Я живу как крестьянка крепостная. У меня четыре платья есть

вечерних шелковых, а надеть их некуда. Решено — мы завтра же

уезжаем на курорт!

— Зачем нам курорт? У нас прекрасный дом есть — в Простоквашине. Ты только подумай!

— А что я там буду делать — в вашем Простоквашине? В вечернем

платье дрова рубить или быков очаровывать? Хватит — я на вас

весь год со сковородкой работала, а теперь я хочу на курорт —

отдыхать!

<…> — Я тебя воспитывала, я из-за тебя ночей не спала! А ты, ты… на

электричке едешь…

— Он правильно едет — ему в деревне лучше. У него же нет

вечерних платьев.

Из мультфильма «Каникулы в Простоквашино» (1980)

 

Отдых по путевке на черноморском курорте и дачный отдых в деревне можно рассматривать как два полюса отдыха советского человека. Если деревенский полюс подразумевал природу, естественность, присутствие животных, относительную уединенность, не самые комфортные бытовые условия, активную деятельность (возделывание огорода, сбор грибов и ягод, даже просто принос воды из колодца и заготовку дров для печки), то полюс курортный ассоциировался с пассивным отдыхом, регламенти рованным извне, социализа цией, эстетикой, уровнем комфорта, приближающимся к городскому. В этой главке речь пойдет о курортах и организованном отдыхе по путевкам.

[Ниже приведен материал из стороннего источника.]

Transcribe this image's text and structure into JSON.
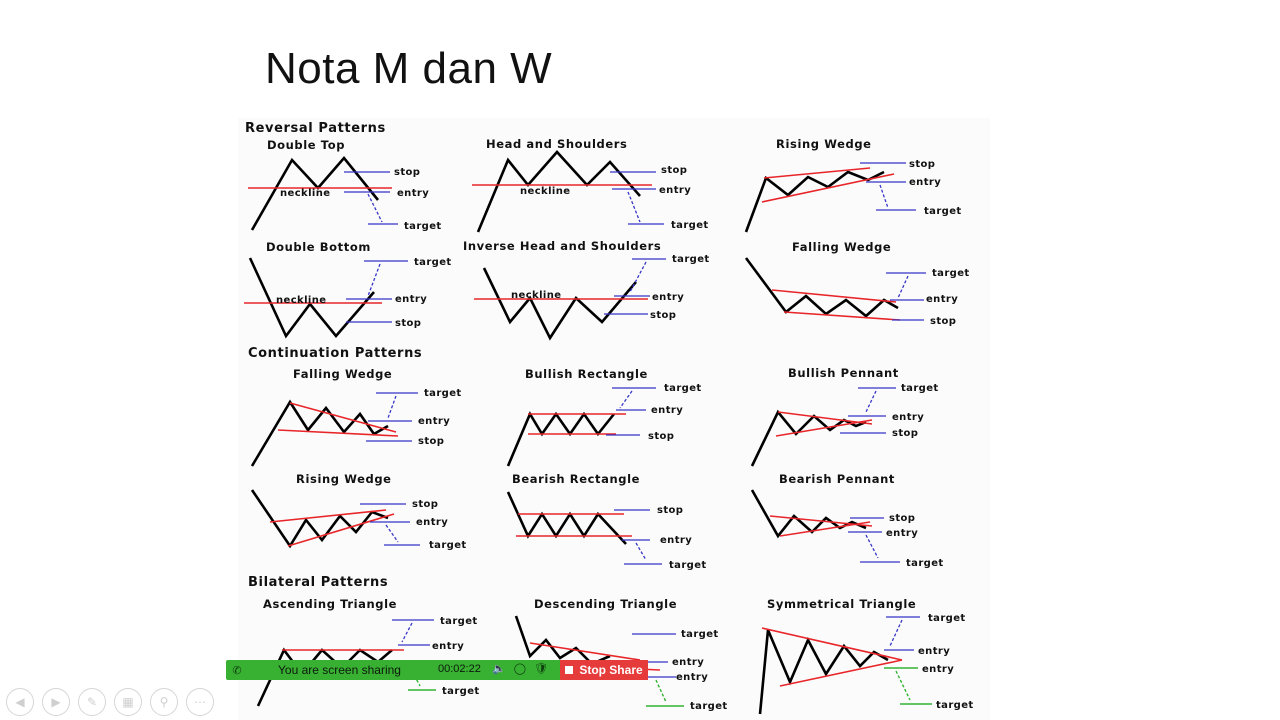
{
  "slide": {
    "title": "Nota M dan W"
  },
  "sections": {
    "reversal": "Reversal Patterns",
    "continuation": "Continuation Patterns",
    "bilateral": "Bilateral Patterns"
  },
  "patterns": {
    "double_top": "Double Top",
    "head_shoulders": "Head and Shoulders",
    "rising_wedge_rev": "Rising Wedge",
    "double_bottom": "Double Bottom",
    "inverse_hs": "Inverse Head and Shoulders",
    "falling_wedge_rev": "Falling Wedge",
    "falling_wedge_cont": "Falling Wedge",
    "bullish_rectangle": "Bullish Rectangle",
    "bullish_pennant": "Bullish Pennant",
    "rising_wedge_cont": "Rising Wedge",
    "bearish_rectangle": "Bearish Rectangle",
    "bearish_pennant": "Bearish Pennant",
    "ascending_triangle": "Ascending Triangle",
    "descending_triangle": "Descending Triangle",
    "symmetrical_triangle": "Symmetrical Triangle"
  },
  "labels": {
    "stop": "stop",
    "entry": "entry",
    "target": "target",
    "neckline": "neckline"
  },
  "share_bar": {
    "status": "You are screen sharing",
    "timer": "00:02:22",
    "stop_label": "Stop Share",
    "bar_color": "#38b032",
    "stop_color": "#e53b3b"
  },
  "toolbar": {
    "buttons": [
      "previous",
      "next",
      "pen",
      "slides",
      "zoom",
      "more"
    ]
  }
}
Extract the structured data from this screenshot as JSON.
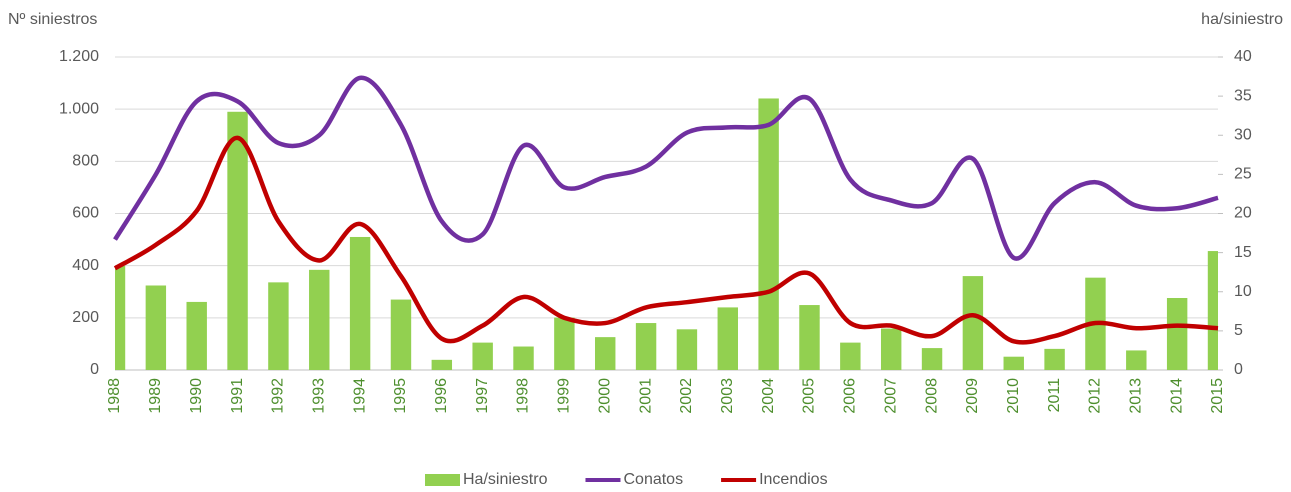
{
  "chart_data": {
    "type": "combo",
    "y_label": "Nº siniestros",
    "y2_label": "ha/siniestro",
    "categories": [
      "1988",
      "1989",
      "1990",
      "1991",
      "1992",
      "1993",
      "1994",
      "1995",
      "1996",
      "1997",
      "1998",
      "1999",
      "2000",
      "2001",
      "2002",
      "2003",
      "2004",
      "2005",
      "2006",
      "2007",
      "2008",
      "2009",
      "2010",
      "2011",
      "2012",
      "2013",
      "2014",
      "2015"
    ],
    "series": [
      {
        "name": "Ha/siniestro",
        "type": "bar",
        "axis": "y2",
        "color": "#92d050",
        "values": [
          13.3,
          10.8,
          8.7,
          33,
          11.2,
          12.8,
          17,
          9,
          1.3,
          3.5,
          3,
          6.7,
          4.2,
          6,
          5.2,
          8,
          34.7,
          8.3,
          3.5,
          5.3,
          2.8,
          12,
          1.7,
          2.7,
          11.8,
          2.5,
          9.2,
          15.2
        ]
      },
      {
        "name": "Conatos",
        "type": "line",
        "color": "#7030a0",
        "values": [
          500,
          750,
          1030,
          1030,
          870,
          900,
          1120,
          940,
          570,
          520,
          860,
          700,
          740,
          780,
          910,
          930,
          940,
          1040,
          730,
          650,
          640,
          810,
          430,
          640,
          720,
          630,
          620,
          660
        ]
      },
      {
        "name": "Incendios",
        "type": "line",
        "color": "#c00000",
        "values": [
          390,
          480,
          610,
          890,
          570,
          420,
          560,
          360,
          120,
          170,
          280,
          200,
          180,
          240,
          260,
          280,
          300,
          370,
          180,
          170,
          130,
          210,
          110,
          130,
          180,
          160,
          170,
          160
        ]
      }
    ],
    "ylim": [
      0,
      1200
    ],
    "yticks": [
      0,
      200,
      400,
      600,
      800,
      {
        "value": 1000,
        "label": "1.000"
      },
      {
        "value": 1200,
        "label": "1.200"
      }
    ],
    "y2lim": [
      0,
      40
    ],
    "y2ticks": [
      0,
      5,
      10,
      15,
      20,
      25,
      30,
      35,
      40
    ],
    "grid": true,
    "legend": "bottom"
  }
}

Рассказы информантов или мемуаристов разного возраста или об отдыхе в разные периоды их жизни позволяют увидеть динамику того, как жить становилось «лучше и веселее». Про 1920–1930-е годы вспоминают, что отпуска не давали либо трудовой этос предписывал отказываться от него ради работы, и в любом случае не было практики «уезжать в отпуск»:

«13 мая [1925 года] я родила дочь, а 12 мая закончила работу в кружке по ленинизму — тогда мы привыкли так насыщенно работать, что о декретном отпуске и думать не приходилось» (Гладштейн б.д.).

«Мне полагалось шесть месяцев отпуска (по два за каждый год [работы на Севере]), но отдохнув меньше месяца, пошла работать в районную поликлинику участковым врачом» (Зайцева 2008: 85).

«Во времена моего детства никаких отпусков, естественно, не было. Они работали, а если отпуска, то только дома» (Геллер 2003).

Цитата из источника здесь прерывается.